Search code examples
sslcoldfusionssl-certificatecfhttp

ColdFusion SSL authentication failure

I have a simple cfhttp request (a login) going out to an SSL server:

<cfhttp url="https://www2.[domain].com/api/user/login" method="POST" port="443" >
    <cfhttpparam type="formfield" name="username" value="[username]" >
    <cfhttpparam type="formfield" name="password" value="[password]" >
</cfhttp>

The request fails before it begins, and the ColdFusion server says:

I/O Exception: peer not authenticated

Both development environments work smashingly. They receive the login session and then hand that to the collector process which successfully taps the remote web service for data.

After I spent a day trying to get the correct certificate into the ColdFusion stores, I had the bright idea to actually compare them to the working development environments. I looked at them (keytool -list), and they are identical.

Now that the obvious is absolved the questions I'm left with are twofold:

  1. Is there some other certificate repository I need to check, or alternately, is there a place where I can get ColdFusion to tell me what certificate repository it needs to find the certificate IN (on the off chance it can and has been altered) or if that is even possible.
  2. Identify and correct else could be causing this.
Solution

  • Are the development and production environments the same? Are they all, for example, ColdFusion 9 Standard or ColdFusion 8 Enterprise?

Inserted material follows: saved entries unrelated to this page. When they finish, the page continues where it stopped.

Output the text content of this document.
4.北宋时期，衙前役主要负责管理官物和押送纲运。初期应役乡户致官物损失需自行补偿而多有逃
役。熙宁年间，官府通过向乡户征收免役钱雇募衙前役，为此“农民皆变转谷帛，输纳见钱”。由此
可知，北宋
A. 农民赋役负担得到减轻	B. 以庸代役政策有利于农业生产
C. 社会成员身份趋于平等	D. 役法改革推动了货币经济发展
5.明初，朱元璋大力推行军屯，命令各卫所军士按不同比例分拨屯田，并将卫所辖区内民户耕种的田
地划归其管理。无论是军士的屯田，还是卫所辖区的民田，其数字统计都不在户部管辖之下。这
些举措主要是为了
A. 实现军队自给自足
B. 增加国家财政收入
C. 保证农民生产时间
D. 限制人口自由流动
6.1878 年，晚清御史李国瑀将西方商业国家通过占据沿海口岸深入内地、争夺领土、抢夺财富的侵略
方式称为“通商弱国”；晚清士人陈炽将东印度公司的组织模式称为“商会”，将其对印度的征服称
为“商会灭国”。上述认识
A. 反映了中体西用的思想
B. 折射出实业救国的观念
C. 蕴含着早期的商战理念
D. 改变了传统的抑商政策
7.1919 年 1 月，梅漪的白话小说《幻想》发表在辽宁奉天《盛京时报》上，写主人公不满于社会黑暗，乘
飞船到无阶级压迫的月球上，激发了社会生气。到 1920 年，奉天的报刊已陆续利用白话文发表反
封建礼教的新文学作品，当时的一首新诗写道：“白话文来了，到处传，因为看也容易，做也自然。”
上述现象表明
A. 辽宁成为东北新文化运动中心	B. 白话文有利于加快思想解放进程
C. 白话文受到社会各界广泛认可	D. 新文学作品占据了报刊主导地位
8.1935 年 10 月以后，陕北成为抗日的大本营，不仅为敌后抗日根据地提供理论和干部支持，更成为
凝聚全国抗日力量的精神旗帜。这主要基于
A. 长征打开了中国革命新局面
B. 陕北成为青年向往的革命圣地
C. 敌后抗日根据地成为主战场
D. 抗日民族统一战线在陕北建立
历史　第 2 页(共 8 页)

    In my experience, this error is usually caused by one of two things:

    1. The administrator failed to install the certificate into the cacarts repository, or they installed it into the wrong one.

    2. ColdFusion Enterprise and ColdFusion Developer edition (for ColdFusion 8 and ColdFusion 9 both, I believe) have an issue with the built-in BSafe CryptoJ library that is installed and certain types of certificates (I have not yet been able to determine a pattern) that causes this error. There are some workarounds if this is the case.

    First, I would explore the possibility that you are importing into the wrong certificate repository. It can be hard to tell which repository is being used. In your CF Admin under "Setting Summary" you should be able to find the location of the JRE that is being used. It is listed under "Java Home". Take that directory and add lib/security to the end of it and that should be the location of the cacaerts file that is being used. I say should because I have seen at least one weird situation where it was not.